Very few bottle shape designs or indeed any other functional
product designs can be said to be inherently distinctive to the
consumer as a source identifier. The average consumer does not
usually regard the shape or other functional aspects of a product
as indicative of its origin. Therefore, invariably, functional
designs would be registered as trademarks only on the basis of
acquired distinctiveness. This is proved by submitting evidence
that over the course of time, the functional design has achieved a
distinctive association with the manufacturer in the mind of the
consumer through intensive marketing. The most famous example of
such acquired distinctiveness is the Coca Cola contour bottle shape
which is a now registered trademark (or "shape mark") in
many jurisdictions. The great advantage of a trademark registration
over other types of IP rights is that it can be renewed
indefinitely, giving the trademark owner permanent exclusivity over
the mark in question.
The bottle shape could also be registered as an industrial design.
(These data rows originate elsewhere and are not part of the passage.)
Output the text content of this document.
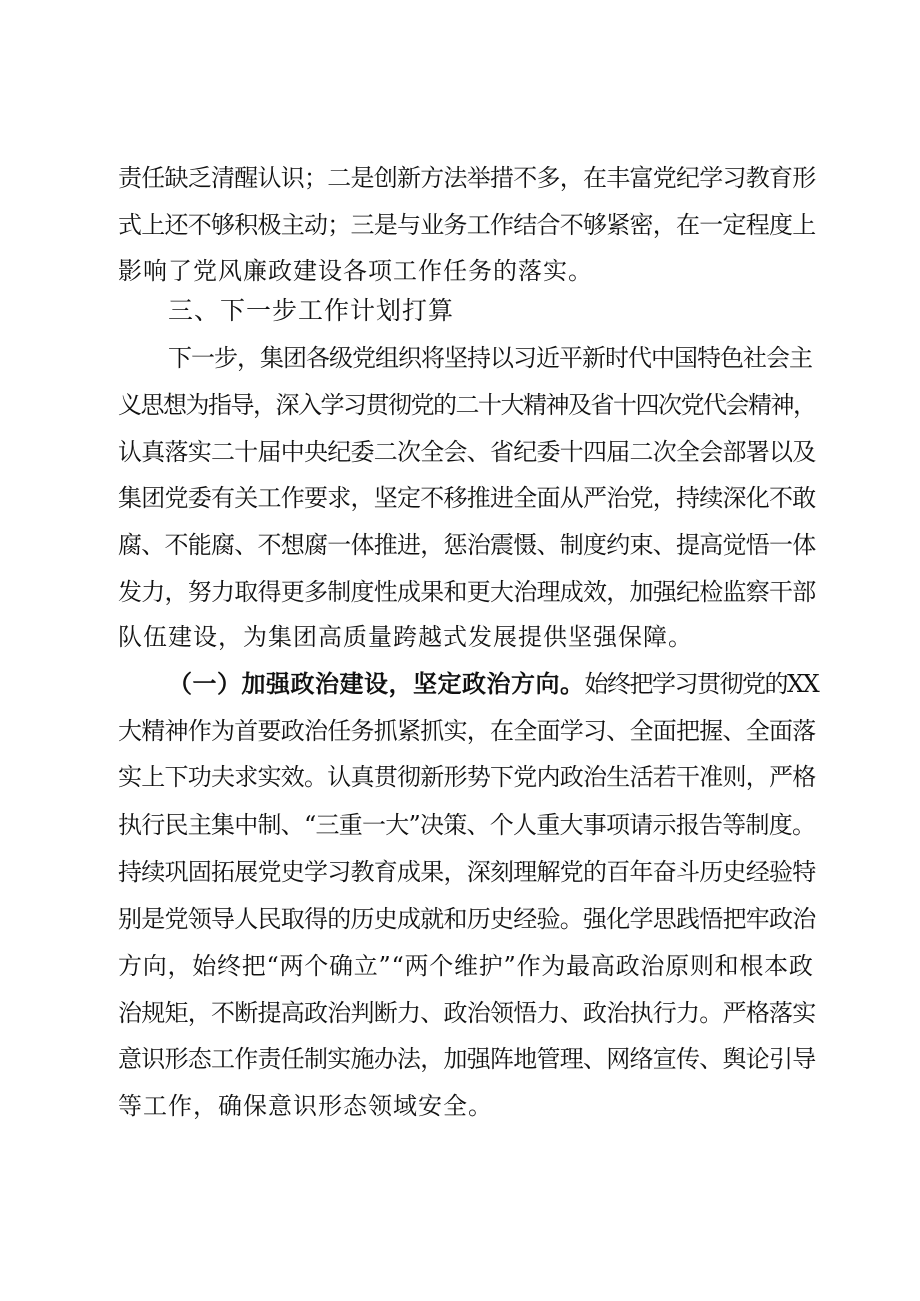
责任缺乏清醒认识；二是创新方法举措不多，在丰富党纪学习教育形
式上还不够积极主动；三是与业务工作结合不够紧密，在一定程度上
影响了党风廉政建设各项工作任务的落实。
三、下一步工作计划打算
下一步，集团各级党组织将坚持以习近平新时代中国特色社会主
义思想为指导，深入学习贯彻党的二十大精神及省十四次党代会精神，
认真落实二十届中央纪委二次全会、省纪委十四届二次全会部署以及
集团党委有关工作要求，坚定不移推进全面从严治党，持续深化不敢
腐、不能腐、不想腐一体推进，惩治震慑、制度约束、提高觉悟一体
发力，努力取得更多制度性成果和更大治理成效，加强纪检监察干部
队伍建设，为集团高质量跨越式发展提供坚强保障。
（一）加强政治建设，坚定政治方向。始终把学习贯彻党的XX
大精神作为首要政治任务抓紧抓实，在全面学习、全面把握、全面落
实上下功夫求实效。认真贯彻新形势下党内政治生活若干准则，严格
执行民主集中制、“三重一大”决策、个人重大事项请示报告等制度。
持续巩固拓展党史学习教育成果，深刻理解党的百年奋斗历史经验特
别是党领导人民取得的历史成就和历史经验。强化学思践悟把牢政治
方向，始终把“两个确立”“两个维护”作为最高政治原则和根本政
治规矩，不断提高政治判断力、政治领悟力、政治执行力。严格落实
意识形态工作责任制实施办法，加强阵地管理、网络宣传、舆论引导
等工作，确保意识形态领域安全。
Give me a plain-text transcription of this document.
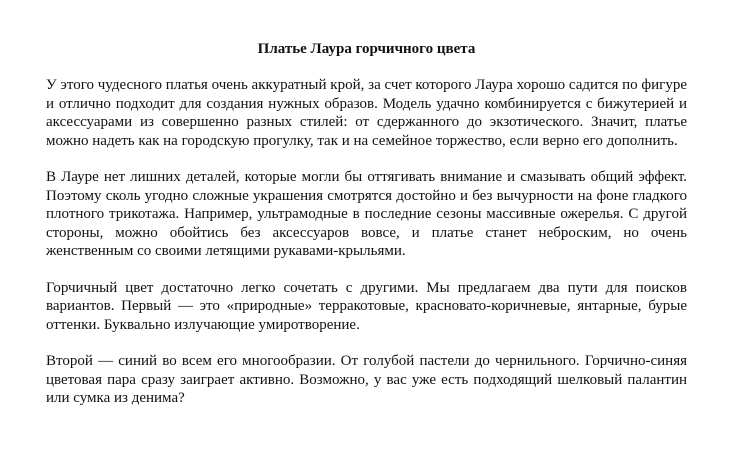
Платье Лаура горчичного цвета

У этого чудесного платья очень аккуратный крой, за счет которого Лаура хорошо садится по фигуре и отлично подходит для создания нужных образов. Модель удачно комбинируется с бижутерией и аксессуарами из совершенно разных стилей: от сдержанного до экзотического. Значит, платье можно надеть как на городскую прогулку, так и на семейное торжество, если верно его дополнить.

В Лауре нет лишних деталей, которые могли бы оттягивать внимание и смазывать общий эффект. Поэтому сколь угодно сложные украшения смотрятся достойно и без вычурности на фоне гладкого плотного трикотажа. Например, ультрамодные в последние сезоны массивные ожерелья. С другой стороны, можно обойтись без аксессуаров вовсе, и платье станет неброским, но очень женственным со своими летящими рукавами-крыльями.

Горчичный цвет достаточно легко сочетать с другими. Мы предлагаем два пути для поисков вариантов. Первый — это «природные» терракотовые, красновато-коричневые, янтарные, бурые оттенки. Буквально излучающие умиротворение.

Второй — синий во всем его многообразии. От голубой пастели до чернильного. Горчично-синяя цветовая пара сразу заиграет активно. Возможно, у вас уже есть подходящий шелковый палантин или сумка из денима?
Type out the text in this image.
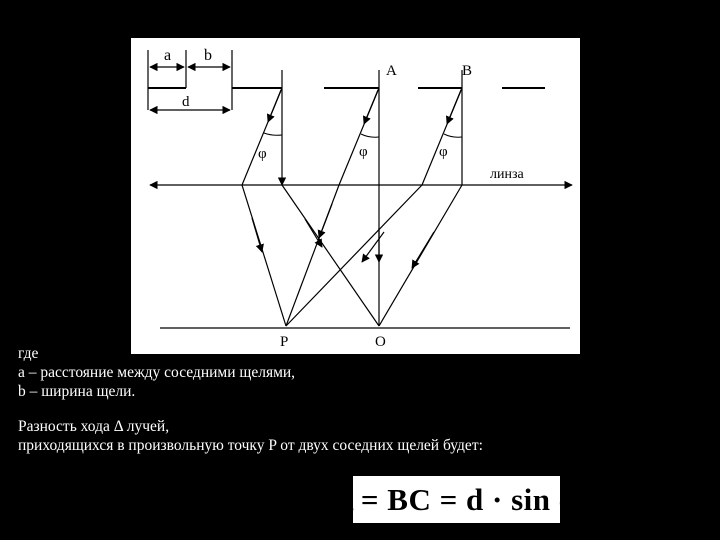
a b
d
A	B
φ	φ	φ
линза
P	O
где
a – расстояние между соседними щелями,
b – ширина щели.
Разность хода Δ лучей,
приходящихся в произвольную точку P от двух соседних щелей будет:
Δ = BC = d · sin φ
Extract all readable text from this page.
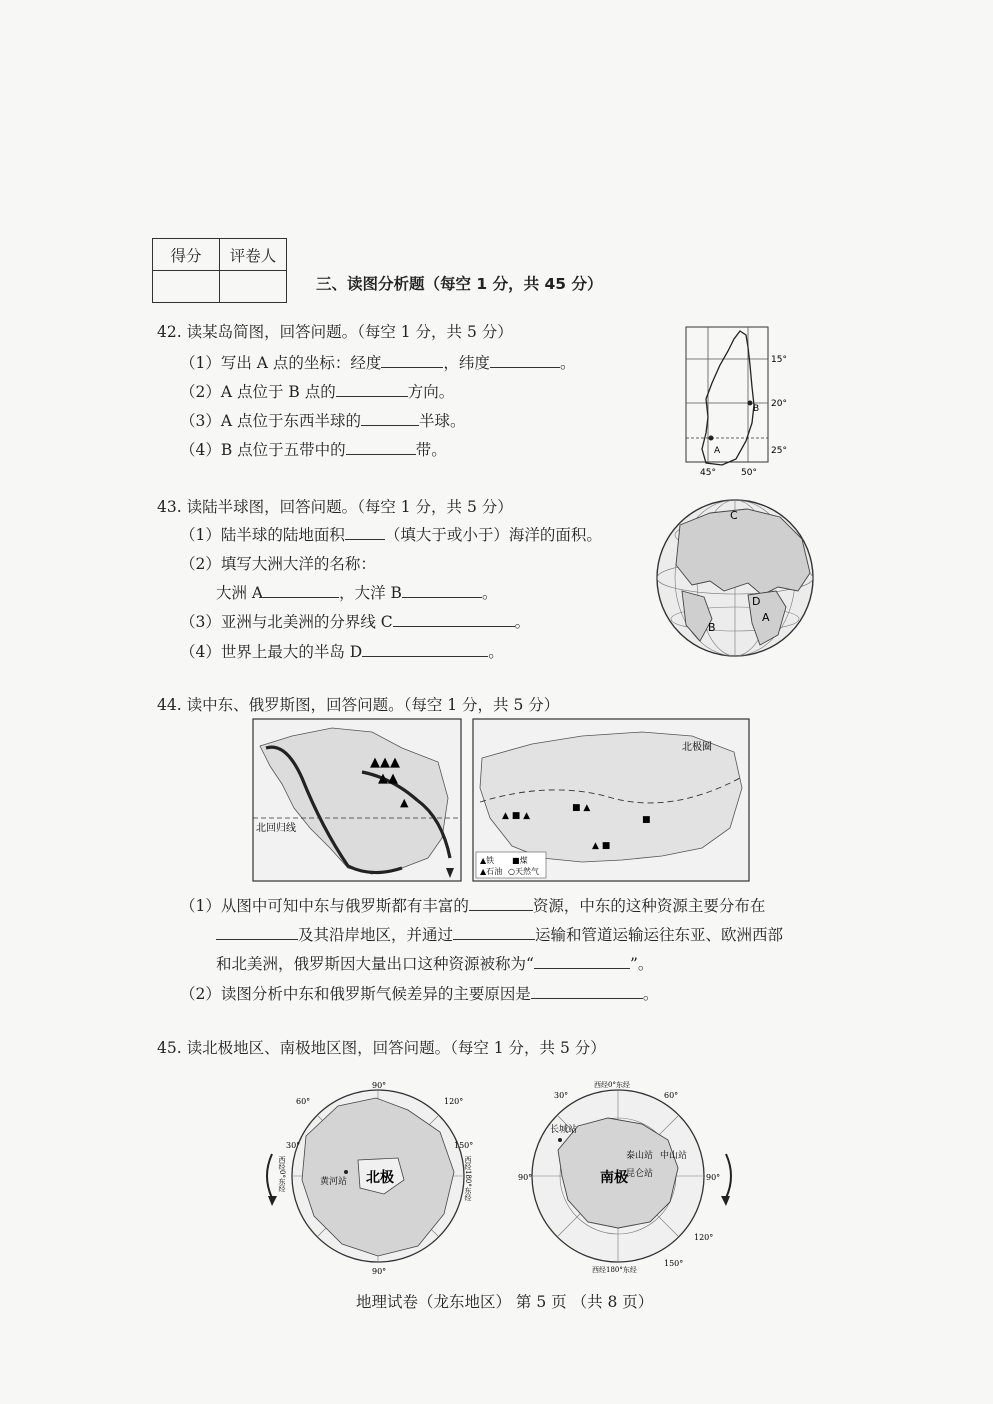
得分	评卷人

三、读图分析题（每空 1 分，共 45 分）
42. 读某岛简图，回答问题。（每空 1 分，共 5 分）
（1）写出 A 点的坐标：经度	，纬度	。
（2）A 点位于 B 点的	方向。
（3）A 点位于东西半球的	半球。
（4）B 点位于五带中的	带。	A
B
15°
20°
25°
45°	50°
43. 读陆半球图，回答问题。（每空 1 分，共 5 分）
（1）陆半球的陆地面积	（填大于或小于）海洋的面积。
（2）填写大洲大洋的名称：
大洲 A	，大洋 B	。
（3）亚洲与北美洲的分界线 C	。
（4）世界上最大的半岛 D	。
C
D
A
B
44. 读中东、俄罗斯图，回答问题。（每空 1 分，共 5 分）
北回归线
▲▲▲
▲▲
▲
北极圈
▲ ■ ▲
■ ▲
■
▲ ■
▲铁 ■煤
▲石油 ○天然气
（1）从图中可知中东与俄罗斯都有丰富的	资源，中东的这种资源主要分布在
及其沿岸地区，并通过	运输和管道运输运往东亚、欧洲西部
和北美洲，俄罗斯因大量出口这种资源被称为“	”。
（2）读图分析中东和俄罗斯气候差异的主要原因是	。
45. 读北极地区、南极地区图，回答问题。（每空 1 分，共 5 分）
北极
黄河站
90°
90°
120°
150°
60°
30°
西经0°东经	西经180°东经	南极
长城站
泰山站 中山站
昆仑站
西经0°东经
西经180°东经
30°	60°
90°
120°
150°
90°
地理试卷（龙东地区） 第 5 页 （共 8 页）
Once granted, industrial designs, like others in the patent family,
are not permanent; they expire after a certain period of time,
whereupon the inventor or designer loses the exclusive right to
commercially exploit the design. Unlike copyright or trademark
rights, however, the functionality of the design is less of an
issue. However, if the design is dictated by functional
requirements, it will be more appropriate to register it as a
utility model rather than an industrial design. For the purposes of
this article, we will assume that our shampoo manufacturer has
designed a bottle shape which is not dictated by functionality and
is therefore capable of being registered as an industrial
design.
FAST FACTS
IP Protection for bottle shape
IP Law |
Available ? |
Comment |
Trade Secret |
√√ |
Protection available before being released to the public.Reasonable precautions must be takento safeguard the design from unauthorised disclosure. |
Copyright |
? |
Possible if highly ornamental design, although very unlikely. |
Trademark |
? |
Application for trademark registration before product is marketed - possible if highly ornamental design, although unlikely. |
Design patent ( Industrial Design) |
√ |
very likely to be granted. The key reguirement is novelty. functionality is not an abstacle unless it dictates the design ( in which case, a utility model application will be a more suitable option |
Conclusion
The shampoo manufacturer in our case study would be advised to take the following steps:
- During the design development phase, the manufacturer should take reasonable measures to ensure that the bottle design is kept confidential in order to preserve its status as a trade secret;
- As soon as the design has been finalised, the manufacturer should apply to register it as an industrial design. This is because functional designs are accorded protection under this area of IP law more easily than under copyright and trademark law.
- Once the product has been marketed to the public for a significant period of time, and acquired distinctiveness, the manufacturer should file an application for registration of the bottle design as a trademark. It is important to obtain trademark protection since an industrial design has a limited lifespan, while a trademark registration can be maintained in perpetuity (subject to payment of renewal fees and continued use).
It is not recommended for the manufacturer to go for a copyright registration, since it is unlikely to be granted or sustained.
The content of this article is intended to provide a general guide to the subject matter. Specialist advice should be sought about your specific circumstances.